Ya lo dijo Ortega y Gasset en mayo de 1932, durante los debates sobre el Estatut catalán en el marco de la Segunda República: el problema catalán no es uno que se pueda solucionar, es uno que hay que conllevar. Cataluña siempre contará con un porcentaje significativo de sus ciudadanos que desean la independencia; España nunca podrá concedérsela sin dejar de ser España. Habrá, pues, que conllevarse democrática y pacíficamente durante una larga singladura común, concluía el pensador. Será engorroso, sí, pero no necesariamente letal.

A nadie se le ha ocurrido una receta mejor que la orteguiana. La brutalidad rojigualda de la dictadura franquista no erradicó el sentimiento nacional de tantos catalanes, y eso que duró cuarenta años.
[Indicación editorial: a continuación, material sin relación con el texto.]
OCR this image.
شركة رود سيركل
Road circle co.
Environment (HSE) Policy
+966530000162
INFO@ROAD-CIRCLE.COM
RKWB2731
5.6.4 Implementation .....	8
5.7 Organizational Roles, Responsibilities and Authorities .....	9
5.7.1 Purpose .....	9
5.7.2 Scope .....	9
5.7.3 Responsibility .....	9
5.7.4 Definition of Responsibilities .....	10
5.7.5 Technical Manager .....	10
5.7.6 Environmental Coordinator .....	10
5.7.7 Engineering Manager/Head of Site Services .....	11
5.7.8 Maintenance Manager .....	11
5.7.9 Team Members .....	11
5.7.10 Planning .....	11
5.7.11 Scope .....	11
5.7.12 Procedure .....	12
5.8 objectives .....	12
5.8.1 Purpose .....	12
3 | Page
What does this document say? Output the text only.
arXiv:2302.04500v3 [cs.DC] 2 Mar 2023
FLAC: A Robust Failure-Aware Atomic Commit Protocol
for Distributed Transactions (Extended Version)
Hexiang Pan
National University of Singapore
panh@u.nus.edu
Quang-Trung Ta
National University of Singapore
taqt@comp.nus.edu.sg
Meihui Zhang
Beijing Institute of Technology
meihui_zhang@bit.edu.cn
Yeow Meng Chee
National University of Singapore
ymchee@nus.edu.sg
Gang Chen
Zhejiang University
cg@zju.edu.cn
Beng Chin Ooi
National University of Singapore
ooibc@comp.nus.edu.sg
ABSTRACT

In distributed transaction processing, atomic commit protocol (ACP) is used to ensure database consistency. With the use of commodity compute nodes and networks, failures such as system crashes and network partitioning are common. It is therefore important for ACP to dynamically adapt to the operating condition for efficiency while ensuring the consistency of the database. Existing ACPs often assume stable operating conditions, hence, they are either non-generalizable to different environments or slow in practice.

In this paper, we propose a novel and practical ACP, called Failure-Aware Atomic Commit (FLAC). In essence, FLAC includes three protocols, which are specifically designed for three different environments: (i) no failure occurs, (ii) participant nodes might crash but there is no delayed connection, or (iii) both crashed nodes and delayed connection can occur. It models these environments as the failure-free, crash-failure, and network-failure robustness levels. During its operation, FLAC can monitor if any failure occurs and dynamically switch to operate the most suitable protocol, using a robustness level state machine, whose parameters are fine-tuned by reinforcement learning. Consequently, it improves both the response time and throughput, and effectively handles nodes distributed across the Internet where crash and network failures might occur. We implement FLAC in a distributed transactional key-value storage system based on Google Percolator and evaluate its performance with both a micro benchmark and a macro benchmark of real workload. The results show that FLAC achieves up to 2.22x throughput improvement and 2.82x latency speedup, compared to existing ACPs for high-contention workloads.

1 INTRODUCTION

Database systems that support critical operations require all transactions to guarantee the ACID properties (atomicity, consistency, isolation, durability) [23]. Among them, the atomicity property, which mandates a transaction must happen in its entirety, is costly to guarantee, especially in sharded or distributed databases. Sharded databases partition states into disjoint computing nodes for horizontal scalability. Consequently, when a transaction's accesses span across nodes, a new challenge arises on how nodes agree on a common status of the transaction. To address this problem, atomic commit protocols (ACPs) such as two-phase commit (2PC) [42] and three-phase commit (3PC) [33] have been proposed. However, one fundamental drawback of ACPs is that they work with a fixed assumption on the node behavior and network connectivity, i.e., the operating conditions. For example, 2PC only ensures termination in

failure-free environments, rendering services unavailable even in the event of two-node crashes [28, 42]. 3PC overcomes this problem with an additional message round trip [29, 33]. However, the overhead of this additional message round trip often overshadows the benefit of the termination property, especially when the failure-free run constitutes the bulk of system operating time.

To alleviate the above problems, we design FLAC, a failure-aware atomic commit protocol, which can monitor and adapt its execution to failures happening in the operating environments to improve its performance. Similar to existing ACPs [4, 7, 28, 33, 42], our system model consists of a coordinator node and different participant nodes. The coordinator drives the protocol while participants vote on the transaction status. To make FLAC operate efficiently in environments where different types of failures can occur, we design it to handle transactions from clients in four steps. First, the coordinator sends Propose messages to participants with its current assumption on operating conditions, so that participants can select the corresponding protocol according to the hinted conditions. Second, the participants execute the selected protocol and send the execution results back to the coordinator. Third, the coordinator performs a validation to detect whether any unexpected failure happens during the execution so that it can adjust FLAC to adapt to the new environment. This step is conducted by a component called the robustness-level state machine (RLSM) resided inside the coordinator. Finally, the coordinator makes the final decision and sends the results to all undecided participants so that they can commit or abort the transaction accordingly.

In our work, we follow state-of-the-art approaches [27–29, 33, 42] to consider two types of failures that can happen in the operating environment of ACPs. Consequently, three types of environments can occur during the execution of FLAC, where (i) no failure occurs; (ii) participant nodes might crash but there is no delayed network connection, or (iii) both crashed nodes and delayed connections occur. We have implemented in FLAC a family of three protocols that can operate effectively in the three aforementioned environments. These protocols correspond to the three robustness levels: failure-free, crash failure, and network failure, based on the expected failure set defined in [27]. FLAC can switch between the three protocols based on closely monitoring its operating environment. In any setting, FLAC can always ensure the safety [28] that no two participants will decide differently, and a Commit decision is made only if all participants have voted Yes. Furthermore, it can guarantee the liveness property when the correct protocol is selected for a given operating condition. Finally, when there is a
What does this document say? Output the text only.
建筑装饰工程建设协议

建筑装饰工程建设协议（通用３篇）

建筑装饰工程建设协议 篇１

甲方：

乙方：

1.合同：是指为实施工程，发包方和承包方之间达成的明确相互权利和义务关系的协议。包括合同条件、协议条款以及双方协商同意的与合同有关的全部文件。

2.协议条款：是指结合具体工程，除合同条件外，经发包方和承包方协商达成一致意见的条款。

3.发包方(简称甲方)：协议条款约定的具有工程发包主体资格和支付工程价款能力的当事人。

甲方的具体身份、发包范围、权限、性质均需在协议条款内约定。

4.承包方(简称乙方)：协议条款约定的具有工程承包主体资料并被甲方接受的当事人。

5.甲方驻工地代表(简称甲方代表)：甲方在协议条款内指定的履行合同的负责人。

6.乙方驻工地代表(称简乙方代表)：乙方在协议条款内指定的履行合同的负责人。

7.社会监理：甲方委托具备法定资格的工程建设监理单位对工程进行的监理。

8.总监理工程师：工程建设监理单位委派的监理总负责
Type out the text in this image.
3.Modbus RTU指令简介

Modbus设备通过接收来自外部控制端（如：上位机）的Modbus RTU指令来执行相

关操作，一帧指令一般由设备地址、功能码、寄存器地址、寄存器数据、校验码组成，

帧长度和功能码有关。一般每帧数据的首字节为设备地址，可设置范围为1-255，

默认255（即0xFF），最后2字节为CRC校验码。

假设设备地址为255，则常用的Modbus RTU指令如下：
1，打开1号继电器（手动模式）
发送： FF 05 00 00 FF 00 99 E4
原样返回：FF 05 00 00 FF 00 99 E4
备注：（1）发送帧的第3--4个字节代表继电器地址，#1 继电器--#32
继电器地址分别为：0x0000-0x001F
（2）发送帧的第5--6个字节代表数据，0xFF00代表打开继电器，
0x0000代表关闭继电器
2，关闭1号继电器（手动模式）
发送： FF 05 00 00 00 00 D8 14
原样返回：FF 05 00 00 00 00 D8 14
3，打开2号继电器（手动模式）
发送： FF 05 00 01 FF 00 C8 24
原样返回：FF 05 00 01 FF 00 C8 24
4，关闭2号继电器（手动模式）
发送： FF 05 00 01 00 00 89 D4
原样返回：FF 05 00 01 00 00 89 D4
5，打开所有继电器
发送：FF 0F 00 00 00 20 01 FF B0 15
La ambigüedad pragmática del autonomismo de la Transición consiguió unas tres décadas de relativa calma, pero tampoco logró esa erradicación, como hemos podido comprobar en nuestro tiempo.

“Conllevarnos es nuestro dolido destino”, dijo Ortega y Gasset en 1932. “El problema catalán es un factor continuo de la Historia de España. Lo único que podemos hacer es conllevarlo dándole en cada momento su solución mejor”. Arrojar gasolina al fuego como hacen los fanáticos de la estelada y de la rojigualda solo sirve para aumentar el incendio. Necesitamos pacificadores.